The government of the Democratic Republic of Congo has said it cannot afford $1.8bn (£1.5bn) to organise much-anticipated elections in 2017. Such financial strain could imperil a deal struck on 31 December 2016 stipulating that Joseph Kabila should step down as president after elections held by the end of the coming year.
On 15 February, Minister of State in charge of Budget, Pierre Kangudia Mbayi announced that Kabila's administration cannot afford the expensive $1.8bn cost needed to hold elections this year.
"It will be difficult to think that we can mobilise $1.8bn this year.

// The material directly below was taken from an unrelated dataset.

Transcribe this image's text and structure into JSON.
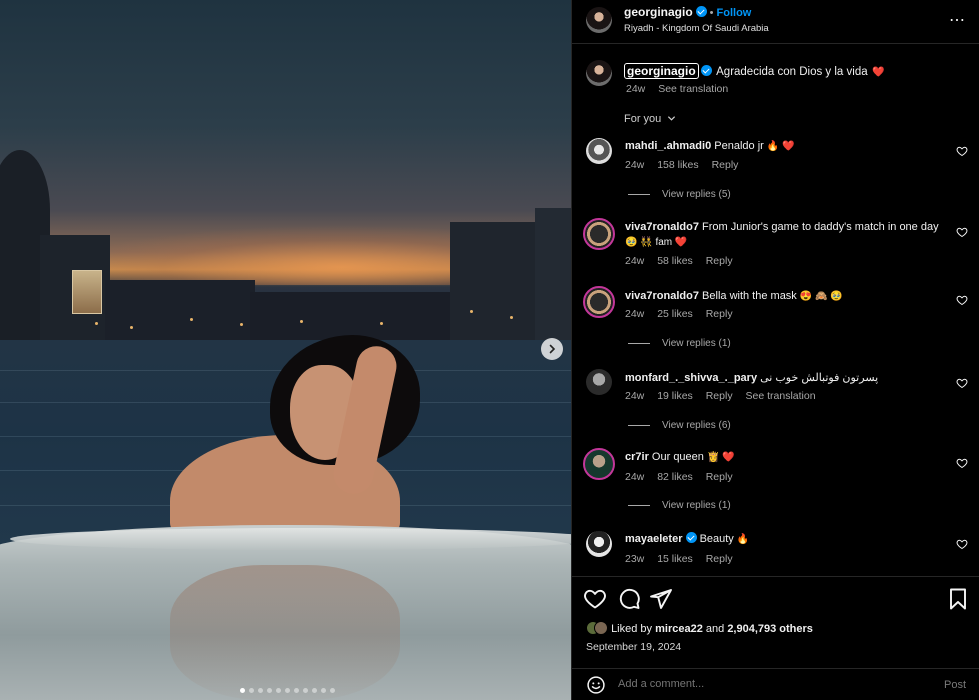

At this stage, I prefer to keep a language of sincerity," Kangudia Mbayi said during a press conference in the capital Kinshasa.
The country faced a political impasse after it was clear that presidential elections originally scheduled for November 2016 would not take place, a move critics said was an attempt by President Joseph Kabila to try to hold on to power in Africa's largest copper producer.
Congolese political leaders, however, reached the eleventh-hour agreement – a deal that initially reduced tension between the government and the opposition.
Current election costs stand at $500m higher than a previous 2013 estimation from the Commission Electorale Nationale Indépendante (Ceni).
Ceni said, last November, it needed at least until July 2017 to register more than 30 million voters, and came up with the figure under a provision of an earlier agreement reached by the government and a faction of the opposition in October 2016.
In February last year, activists alleged the electoral commission was 'playing the game of the regime', after the body announced revised dates and budgets for the upcoming elections in the Central African nation.
A clause under the 31 December agreement says the main opposition group, led by Etienne Tshisekedi, should appoint a Prime Minister for a new unity government.
However, Tshisekedi, who was set to oversee transition of presidential power, died of a pulmonary embolism in Brussels aged 84, on 1 February.